Feeling very rough today, so I didn’t go into The Office. I had a pile of work to do at home, and planned to get a kip in the afternoon while Wonder Nanny took the boys out.   Son 2 aged 21m woke, and we did his books session. Son 1 aged 4y 8m joined us. i put the boys in front of the telly a few minutes before Wonder Nanny was due, and went upstairs for a Tea Tree bath. Not enough hot water.  Strange, because we usually only have hot water problems if we’ve had a set of back-to-back showers. 

Wonder Nanny had arranged to go to a playground to see her Nanny friend with the two little boys she looks after. She made a picnic and off the three of them went. For the first time ever, I was glad to see them go. I worked through the morning, and then walked into The Town for a break. Big mistake. I wasn’t up to it and didn’t really  recover. I had lunch and went to bed.
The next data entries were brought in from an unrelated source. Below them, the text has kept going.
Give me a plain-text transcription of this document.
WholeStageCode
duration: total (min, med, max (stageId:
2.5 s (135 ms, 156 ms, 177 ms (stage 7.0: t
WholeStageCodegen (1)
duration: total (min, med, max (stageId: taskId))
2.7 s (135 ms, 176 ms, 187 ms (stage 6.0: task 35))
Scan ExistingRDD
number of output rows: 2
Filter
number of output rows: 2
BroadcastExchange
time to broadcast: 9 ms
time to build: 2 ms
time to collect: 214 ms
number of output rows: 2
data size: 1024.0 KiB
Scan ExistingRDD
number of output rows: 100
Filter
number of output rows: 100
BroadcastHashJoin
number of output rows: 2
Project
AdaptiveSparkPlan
I was woken at 3.45pm by a little face beside me: “Hello sweetie, are you all right?”

Wonder Nanny gave the boys their tea and left. And again, they went loopy.  I couldn’t really cope. I tried washing a beaker for Son 2’s bedtime milk. No hot water.  This meant Completely No Hot Water. I rang The Man, who, as this is a Positive Blog, I shall described as Not Very Much Help. i rang a plumber who can’t come till Thursday morning.  I boiled a kettle.  In my 70s childhood our council house had no central heating and no hot water. Boiling a kettle always marked the start of wash time.  Mind you, even then we had an immersion heater.  I have no idea where ours is, and The Man can’t remember.  I washed the boys one at a time in the bathroom sink, Son 2 first.  By the time I came to dry Son 1, I’d had enough.  No hot water, flu-stricken, single mother, and two rowdy, noisy, out-of-control boys.  Son 1 bounced and swirled as I tried to dry him. “Son 1 will you - ” “- Bugger off!” he said, laughing madly, his eyes dancing. He detected my I think I’ll ignore this thought. “Bugger off, bugger off, bugger off!”  “I don’t know where you’ve got that disgusting language,” I said. “Bugger off, bugger off, bugger off,” he said, pointing both fingers at me.  ”Mummy, do you want me to Bugger Off?”  he giggled.  No. But I do want you to shut the f*** up.  I think that thought stayed in my head. I suppose I will find out at bath time tomorrow.